On Sunday, 4 June 2017 at 09:04:14 UTC, Jonathan M Davis wrote:

if throwing in a destructor is considered a runtime error, perhaps another valid enhancement would be to statically disallow throwing Exceptions in destructors, i.e. *require* them be nothrow?..

My initial reaction would be that destructors should always be nothrow, though I vaguely recall there being some reason why it was supposed to be nice that destructors in D could cleanly deal with exceptions. And remember that when we're talking about rt_finalize, we're talking about finalizers, not destructors in general. When a destructor is in a GC heap-allocated object, it's treated as a finalizer and may or may not be run (since the object may or may not be collected),

It doesn't matter. The only thing that matters is that it may be run, and therefore rt_finalize has to count on that. And it sort of does, at the moment, by assuming the worst possible combination of attributes. Problem is, with current language rules, it cannot be any other way, as the runtime doesn't carry any information about attributes of finalized object, or the context in which finalization takes place (i.e. is it within a @safe function?), which, sadly, makes unsafe code silently executable in a safe context, in direct contradiction to language guarantees.

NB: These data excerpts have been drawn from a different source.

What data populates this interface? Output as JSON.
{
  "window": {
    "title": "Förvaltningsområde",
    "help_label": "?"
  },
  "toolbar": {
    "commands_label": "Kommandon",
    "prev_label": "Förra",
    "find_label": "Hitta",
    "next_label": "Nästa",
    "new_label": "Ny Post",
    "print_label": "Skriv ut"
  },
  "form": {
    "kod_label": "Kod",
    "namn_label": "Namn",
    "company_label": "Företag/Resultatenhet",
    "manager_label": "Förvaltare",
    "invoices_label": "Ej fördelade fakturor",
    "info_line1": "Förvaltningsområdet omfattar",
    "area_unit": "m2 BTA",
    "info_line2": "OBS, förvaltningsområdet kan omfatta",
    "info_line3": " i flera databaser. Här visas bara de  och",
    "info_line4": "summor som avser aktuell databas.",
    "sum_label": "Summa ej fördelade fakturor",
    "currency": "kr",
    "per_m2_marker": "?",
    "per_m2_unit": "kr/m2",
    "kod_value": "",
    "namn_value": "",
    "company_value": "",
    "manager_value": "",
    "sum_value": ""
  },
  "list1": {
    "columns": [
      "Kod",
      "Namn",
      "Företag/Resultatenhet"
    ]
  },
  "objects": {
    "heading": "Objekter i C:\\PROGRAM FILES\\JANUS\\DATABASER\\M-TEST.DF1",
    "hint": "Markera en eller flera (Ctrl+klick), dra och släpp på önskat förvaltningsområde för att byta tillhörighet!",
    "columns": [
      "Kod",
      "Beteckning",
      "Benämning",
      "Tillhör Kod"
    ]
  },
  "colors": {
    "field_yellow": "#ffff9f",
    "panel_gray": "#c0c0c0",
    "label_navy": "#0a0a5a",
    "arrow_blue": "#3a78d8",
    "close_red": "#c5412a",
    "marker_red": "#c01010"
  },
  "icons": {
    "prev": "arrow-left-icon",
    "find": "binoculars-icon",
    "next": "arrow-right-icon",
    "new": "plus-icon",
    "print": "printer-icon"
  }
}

whereas when a destructor is on an object that's on the stack, it's really a destructor. So, while they use the same syntax,

It's worse than that. There are two "destructors": __xdtor that calls destructors of RAII members, and, on classes, __dtor that actually calls ~this() for the class. But only that class, not it's ancestors or descendants. Such segregation is, as it turns out, as useful as it is unwieldy.

and in the case of a struct, the same function could be either a destructor or a finalizer depending on where the struct is declared, they're not quite the same thing. And destroy muddies the water a bit, because it then explicitly calls the finalizer on a class, whereas it would normally be the GC that does it (and while calling GC-related functions in a finalizer is forbidden when called by the GC, it's fine when called via destroy, since the GC is then not in the middle of a collection).

So, I don't know whether it would be reasonable to require that destructors be nothrow. Certainly, it's _more_ likely for it to be reasonable for destructors on classes to be nothrow, since classes always live on the heap (and are thus finalizers) unless you're playing games with something like std.typecons.scoped, but I'd have to study the matter quite a bit more to give a properly informed answer as to whether it would be reasonable to require that all destructors be nothrow.

Scoped is not necessary. Classes may not necessarily exist in the GC heap, thanks to custom allocators and emplace(). But because the language does not enforce propagation of destructor attributes, destroy() is @system and not nothrow, which spills out into user code that would otherwise take advantage of static inference. Unfortunately, right now making it any other would impose certain restrictions on classes without real language support, and that is... scary.